Re: Guidelines to a decent support of surrogate key implementation
Date: 24 May 2007 11:14:40 -0700
Message-ID: <1180030480.560699.111200_at_o5g2000hsb.googlegroups.com>
On May 24, 9:27 am, "Brian Selzer" <b..._at_selzer-software.com> wrote:
> CON
> Keys can change over time. Consider the following:
>
> R{A, B, C} | AB --> C, and several other relations referencing R[AB]. R:
> {A:1, B:2, C:3}
> {A:2, B:2, C:2}
>
> T1: User 1 reads row {A:1, B:2, C:3}, starts a long-running calculation.
>
> T2: User 2 updates row {A:1, B:2, C:3} to {A:3, B:2, C:3} updates cascade
> throughout the database. R:
> {A:3, B:2, C:3}
> {A:2, B:2, C:2}
>
> T3: User 3 updates row {A:2, B:2, C:2} to {A:1, B:2, C:3} updates cascade
> throughout the database. R:
> {A:3, B:2, C:3}
> {A:1, B:2, C:3}
>
> T4: User 1 updates row {A:1, B:2, C:3} to {A:1, B:2, C:4} -- BUG!!!!

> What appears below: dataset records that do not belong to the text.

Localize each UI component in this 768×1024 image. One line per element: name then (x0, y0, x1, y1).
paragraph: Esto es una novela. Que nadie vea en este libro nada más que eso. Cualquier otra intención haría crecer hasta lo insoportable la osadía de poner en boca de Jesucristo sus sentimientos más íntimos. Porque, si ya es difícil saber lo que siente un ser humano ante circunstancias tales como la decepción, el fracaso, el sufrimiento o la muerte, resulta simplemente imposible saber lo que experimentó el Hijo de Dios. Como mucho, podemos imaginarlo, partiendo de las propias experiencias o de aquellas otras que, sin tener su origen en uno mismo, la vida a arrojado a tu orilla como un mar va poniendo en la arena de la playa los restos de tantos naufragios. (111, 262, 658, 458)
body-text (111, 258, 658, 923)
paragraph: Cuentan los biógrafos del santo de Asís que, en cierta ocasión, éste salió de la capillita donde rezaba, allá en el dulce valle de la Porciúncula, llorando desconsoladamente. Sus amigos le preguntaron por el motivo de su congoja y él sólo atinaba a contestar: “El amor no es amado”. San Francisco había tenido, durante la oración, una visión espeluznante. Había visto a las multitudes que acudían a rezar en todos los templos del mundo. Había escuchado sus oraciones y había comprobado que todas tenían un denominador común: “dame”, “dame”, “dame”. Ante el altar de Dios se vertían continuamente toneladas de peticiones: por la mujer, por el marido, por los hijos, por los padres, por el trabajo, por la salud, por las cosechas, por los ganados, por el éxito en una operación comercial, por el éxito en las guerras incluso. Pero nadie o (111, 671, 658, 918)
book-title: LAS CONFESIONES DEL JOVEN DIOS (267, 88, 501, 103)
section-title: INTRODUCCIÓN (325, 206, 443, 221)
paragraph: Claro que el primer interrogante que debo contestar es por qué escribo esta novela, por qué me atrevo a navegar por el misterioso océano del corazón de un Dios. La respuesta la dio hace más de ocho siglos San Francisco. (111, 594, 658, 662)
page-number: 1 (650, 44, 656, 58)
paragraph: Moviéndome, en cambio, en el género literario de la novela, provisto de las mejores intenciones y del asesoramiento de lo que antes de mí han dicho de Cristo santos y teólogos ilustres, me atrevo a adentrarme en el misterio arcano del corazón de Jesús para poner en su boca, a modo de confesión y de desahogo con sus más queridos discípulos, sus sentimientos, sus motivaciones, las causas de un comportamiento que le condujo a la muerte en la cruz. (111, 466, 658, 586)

All your example does is show that users who don't understand isolation levels will create bugs.
R { A, B } A->B
[ A:1, B:1 ]
[ A:2, B:2 ]
T1: User 1 Read(A:1,B:1) (Wander off to compute F(B:1) ) T2: User 2 Update(A:1,B:1) -> (A:3,B:1) T3: User 3 Update(A:2,B:2) -> (A:1,B:2) T4: User 1 Update(A:1,X) -> (A:1, F(B:1) ) <-- Bug
Let me also say that the biggest PRO of Cimode's Approach # 1 is purely performance. It would be simpler and smaller (fewer indices) and would make all kinds of nice things possible wrt.physical query plans.